Immerhin entwickelte er ein staunendes Interesse für die Französinnen. Nicht für solche vom Schlage Mathildes, sondern für jene durch und durch professionellen Geschöpfe, die die Kassen der Supermärkte besetzten, kühl und künstlich wie die Bonbonfarben ihrer Berufskleidung. Alexander (Alexandre) verstand sie nicht und fühlte sich nicht in sie ein. Sie weckten keine Sexwünsche in ihm. Seine Phantasien waren keineswegs von kleinen, lebhaften Frauen in rosa und hellblau, mit harten Brustwarzen und dem Anflug eines Schnurrbarts bevölkert. Aber sie gaben ihm dennoch das Gefühl, ein Mann zu sein.

Übrigens hatte auch Mathilde keine Sexwünsche in ihm geweckt, bevor ihr Bauch mit seinem diese seltsame Symbiose eingegangen war. (Wie es dazu kommen konnte, entzog sich nach wie vor seiner Kenntnis.) Wenn er einer Frau mit begehrlichen Blicken folgte, dann handelte es sich in der Regel um eine ausländische Reinigungskraft, eine ältere, müde Person, deren Körper er sich als eine Höhle dachte. (Kein Wunder, bei der Erschöpfung.) Und wenn er sich befriedigte, dann geschah das nachts nach dunklen Träumen und mit großer Heftigkeit und in äußerster Kürze, ohne jede Vorlage.
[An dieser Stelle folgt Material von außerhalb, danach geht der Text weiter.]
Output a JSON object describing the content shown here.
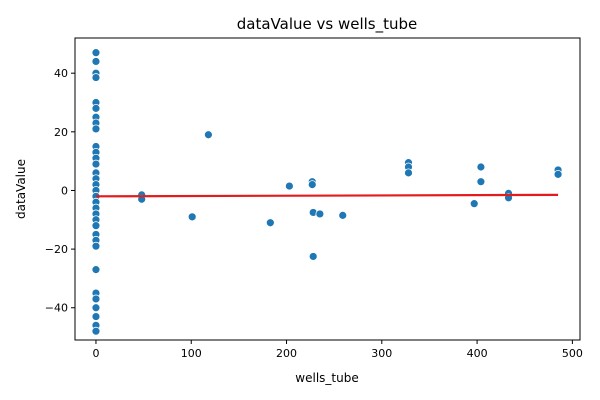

Die drahtigen Französinnen aber – die mit den fränkischen Voreltern – bestaunte er bloß und sorgte damit gewissermaßen für die spekulative Seite in seinem Leben. Alexander sah nicht auf den ersten Blick, wofür sie lebten, und umgekehrt war er ihnen herzlich egal. Aber sie ließen ihn gelten, auch wenn er kein kommunikativer Typ war, freilich ansehnlich und auf eine nette Art selbständig. Man kann auch sagen, sie ließen ihn in Ruhe, so wie die Tankstelle, der Supermarkt oder das Baguette in Folie. Er interessierte sich ebenso für die Kundinnen im Einkaufsstreß, die hochgetürmte Wagen samt Kleinkindern an der Kasse vorbeischoben, an der Hand den Ehemann – natürlich nicht wörtlich –, irgendwie turnten sie alle am Warenband herum, der eine von außen, die andern von innen. Alexander fand es nicht verkehrt, das Familienleben als Dienst und das dazugehörige Temperament als Dienstauffassung zu bezeichnen. Vielleicht war er ja an den Glücksansprüchen seiner Frau gescheitert, und Mathilde, ach, Mathilde hatte er von dem Moment an, wo er aufhörte, sie zu bekämpfen, einfach nicht mehr ernstgenommen. Komisch.

3

Die Erleichterung, wieder zu Hause zu sein, durchwärmte Alexander von innen. Von den überstandenen Strapazen war ihm eine Lebhaftigkeit geblieben, eine Lebendigkeit, über die nicht nur seine französischen Kollegen (wenn sie ihn denn gesehen hätten) gewaltig erstaunt wären, über die sich vielmehr auch seine deutschen Bekannten wunderten. Sich den Wind um die Nase wehen zu lassen tat doch gut, das sah man an Alexander, an der Herzlichkeit, die er ausströmte, der Wärme, mit der er den Leuten begegnete, der neuen Bedürftigkeit, die er, der Scheidungs-Junggeselle, der Frühvergreiste, mit kindlichem Stolz zur Schau trug: auch er war ein Mensch und brauchte die andern. Seine Augen hatten etwas Leuchtendes bekommen, woran sich niemand erinnerte, der ihn vor seinem Auslandsaufenthalt gekannt hatte. An seinem Pulloverärmel schmusten die Frauen. Aus Frankreich hatte er einen gewissen Stil mitgebracht, der Autonomie, nicht Autismus verhieß. Die Nubuk-Hose verschwand in den hintersten Abteilungen seines Schranks. Er trug jetzt Pullover aus Merinowolle und feine blau-weiß gestreifte Hemden.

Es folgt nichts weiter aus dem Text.